The study revealed that surgical patients who used telemedicine were more likely to present themselves to their initial clinic appointment or follow-up visit during the post-surgery period, compared to those who did not use telemedicine at all.
Researchers used data collected between 2018 and 2021 from the University of Alabama Birmingham. They set out a goal to assess the association between telemedicine use and patient no-shows. The aim is to determine whether telemedicine had any impact on the rate of no-show visits.

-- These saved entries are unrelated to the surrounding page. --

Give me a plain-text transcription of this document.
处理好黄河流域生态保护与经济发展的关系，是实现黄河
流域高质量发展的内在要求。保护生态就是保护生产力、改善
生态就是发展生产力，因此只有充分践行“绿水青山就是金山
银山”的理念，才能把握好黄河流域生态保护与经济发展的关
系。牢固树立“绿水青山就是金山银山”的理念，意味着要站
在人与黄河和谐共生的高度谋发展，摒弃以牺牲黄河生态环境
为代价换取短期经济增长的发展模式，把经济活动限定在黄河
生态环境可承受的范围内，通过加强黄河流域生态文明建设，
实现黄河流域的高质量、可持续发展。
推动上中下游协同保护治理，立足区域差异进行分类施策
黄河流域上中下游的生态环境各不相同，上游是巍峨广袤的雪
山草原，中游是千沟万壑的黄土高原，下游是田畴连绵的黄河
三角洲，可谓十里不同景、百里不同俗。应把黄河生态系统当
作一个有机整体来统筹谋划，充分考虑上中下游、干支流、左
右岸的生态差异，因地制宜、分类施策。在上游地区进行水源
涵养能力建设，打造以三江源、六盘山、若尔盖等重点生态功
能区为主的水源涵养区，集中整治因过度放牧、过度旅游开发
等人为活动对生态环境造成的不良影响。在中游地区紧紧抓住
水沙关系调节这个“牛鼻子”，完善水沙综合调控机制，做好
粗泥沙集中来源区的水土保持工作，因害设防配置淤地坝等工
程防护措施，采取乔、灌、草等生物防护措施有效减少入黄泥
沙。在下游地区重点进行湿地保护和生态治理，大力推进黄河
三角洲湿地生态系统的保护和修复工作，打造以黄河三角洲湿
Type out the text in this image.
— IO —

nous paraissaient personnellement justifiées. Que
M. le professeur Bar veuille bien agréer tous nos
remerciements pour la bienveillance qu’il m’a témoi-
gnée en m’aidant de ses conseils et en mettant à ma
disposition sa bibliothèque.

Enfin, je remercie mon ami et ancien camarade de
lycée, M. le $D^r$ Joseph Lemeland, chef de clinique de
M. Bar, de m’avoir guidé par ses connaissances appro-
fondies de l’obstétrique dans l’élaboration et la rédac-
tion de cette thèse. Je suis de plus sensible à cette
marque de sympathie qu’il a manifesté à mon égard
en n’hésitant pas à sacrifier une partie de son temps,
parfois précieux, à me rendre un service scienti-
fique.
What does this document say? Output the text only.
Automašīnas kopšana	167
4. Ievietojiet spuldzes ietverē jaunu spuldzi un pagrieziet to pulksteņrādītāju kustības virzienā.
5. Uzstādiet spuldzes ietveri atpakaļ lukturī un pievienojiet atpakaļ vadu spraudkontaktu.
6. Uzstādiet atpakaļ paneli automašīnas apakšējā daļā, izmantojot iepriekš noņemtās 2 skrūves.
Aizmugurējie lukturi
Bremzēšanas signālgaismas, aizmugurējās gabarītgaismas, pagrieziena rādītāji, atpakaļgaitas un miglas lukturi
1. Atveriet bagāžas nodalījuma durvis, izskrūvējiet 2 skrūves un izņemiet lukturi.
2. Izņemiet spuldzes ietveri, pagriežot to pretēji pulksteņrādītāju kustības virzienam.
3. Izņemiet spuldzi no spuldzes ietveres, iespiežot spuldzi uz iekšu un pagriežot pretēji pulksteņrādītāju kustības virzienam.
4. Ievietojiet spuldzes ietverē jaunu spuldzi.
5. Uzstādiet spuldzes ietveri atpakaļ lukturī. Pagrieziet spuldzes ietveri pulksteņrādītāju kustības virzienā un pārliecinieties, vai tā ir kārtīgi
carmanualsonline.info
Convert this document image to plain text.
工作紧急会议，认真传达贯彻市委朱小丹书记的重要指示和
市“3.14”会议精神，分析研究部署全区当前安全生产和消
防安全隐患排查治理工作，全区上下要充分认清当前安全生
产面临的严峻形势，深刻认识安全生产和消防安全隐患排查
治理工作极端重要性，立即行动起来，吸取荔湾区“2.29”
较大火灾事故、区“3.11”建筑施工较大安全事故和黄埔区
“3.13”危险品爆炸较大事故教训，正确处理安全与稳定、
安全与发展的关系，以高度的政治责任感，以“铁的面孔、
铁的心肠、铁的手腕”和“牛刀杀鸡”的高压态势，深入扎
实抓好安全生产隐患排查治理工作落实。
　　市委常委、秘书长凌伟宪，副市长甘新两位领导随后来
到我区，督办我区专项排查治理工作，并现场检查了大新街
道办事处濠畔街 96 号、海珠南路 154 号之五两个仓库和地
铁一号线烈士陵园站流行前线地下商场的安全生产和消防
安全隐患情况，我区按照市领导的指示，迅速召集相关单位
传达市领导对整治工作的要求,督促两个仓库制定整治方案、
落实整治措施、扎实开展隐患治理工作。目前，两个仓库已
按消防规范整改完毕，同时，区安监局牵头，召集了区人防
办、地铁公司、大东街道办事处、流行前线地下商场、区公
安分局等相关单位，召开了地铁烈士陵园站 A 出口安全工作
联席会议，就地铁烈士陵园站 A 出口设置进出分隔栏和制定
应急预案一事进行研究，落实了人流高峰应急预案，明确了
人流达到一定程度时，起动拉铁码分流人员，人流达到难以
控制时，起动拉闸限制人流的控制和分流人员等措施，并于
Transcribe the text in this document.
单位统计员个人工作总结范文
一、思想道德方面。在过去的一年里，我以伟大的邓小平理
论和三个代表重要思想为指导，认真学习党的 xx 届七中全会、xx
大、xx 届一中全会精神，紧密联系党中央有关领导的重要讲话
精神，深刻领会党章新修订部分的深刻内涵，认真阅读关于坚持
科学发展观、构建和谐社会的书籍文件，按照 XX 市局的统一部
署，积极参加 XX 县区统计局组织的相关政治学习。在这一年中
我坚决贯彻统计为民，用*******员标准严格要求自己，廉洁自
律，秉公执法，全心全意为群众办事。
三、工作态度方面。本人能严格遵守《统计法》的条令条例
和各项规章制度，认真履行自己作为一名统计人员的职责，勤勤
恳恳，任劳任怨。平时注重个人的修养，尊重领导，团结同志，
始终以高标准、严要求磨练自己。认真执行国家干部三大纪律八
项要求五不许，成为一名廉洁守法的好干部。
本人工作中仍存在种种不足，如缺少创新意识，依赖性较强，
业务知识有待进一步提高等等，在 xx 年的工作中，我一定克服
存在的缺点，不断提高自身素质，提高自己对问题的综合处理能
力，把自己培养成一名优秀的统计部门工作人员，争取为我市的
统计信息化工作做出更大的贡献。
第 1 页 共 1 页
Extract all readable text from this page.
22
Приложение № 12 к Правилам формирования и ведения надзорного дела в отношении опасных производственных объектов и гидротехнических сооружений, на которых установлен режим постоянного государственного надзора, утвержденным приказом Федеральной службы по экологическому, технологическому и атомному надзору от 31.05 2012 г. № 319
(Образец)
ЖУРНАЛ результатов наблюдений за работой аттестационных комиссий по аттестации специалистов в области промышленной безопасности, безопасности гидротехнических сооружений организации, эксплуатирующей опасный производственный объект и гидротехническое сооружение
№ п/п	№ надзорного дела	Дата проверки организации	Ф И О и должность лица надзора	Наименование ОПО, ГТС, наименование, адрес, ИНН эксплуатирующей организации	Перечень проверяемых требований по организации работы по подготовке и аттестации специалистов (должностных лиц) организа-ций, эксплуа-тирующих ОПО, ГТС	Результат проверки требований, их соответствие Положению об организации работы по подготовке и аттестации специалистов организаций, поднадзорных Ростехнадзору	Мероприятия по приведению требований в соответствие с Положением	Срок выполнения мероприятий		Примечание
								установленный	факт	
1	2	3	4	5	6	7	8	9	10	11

The data was split into three groups, consisting of a historical control group of in-person
visits between January 2018 and March 2020, a contemporary control group of in-person visits between March 2020 and December 2021, and a contemporary group of patients scheduled for telemedicine visits between March 2020 and December 2021.
Between the three groups, 11.3% of the 553,475 total visits were no-shows. Among in-person appointments, the no-show rate was the highest with a percentage of 11.7%, in contrast to 2.5 in the telemedicine group. A multivariable adjusted analysis of telemedicine visits found the odds of no-show visits were reduced by 79%.
The study also demonstrated differences in the no-show rates among the different demographics. For instance, among older patients, those insured with Medicare and in the historical control group, no-show visits were less common.
In addition, researchers found existing disparities in no-show visits. Males had a 12% higher likelihood of not completing their appointments than women. Black patients were 68% more likely to be no-shows than white patients, and Asian patients were 32% more likely to be no-shows. Patients from countries with a higher social vulnerability index were 13% more likely to have an incomplete appointment.
As telemedicine is proven to be a convenient tool, the priority is to address the digital divide for patients.
Lead study author Connie Shao, MD, a general surgery resident at the University of Alabama Birmingham said, “We’ve partnered with a grassroots community program to train people in our community, especially older and more vulnerable people, on how to use telemedicine”.
“We can help keep these patients engaged in the healthcare system without having to take up their entire day to come and see us in the hospital”.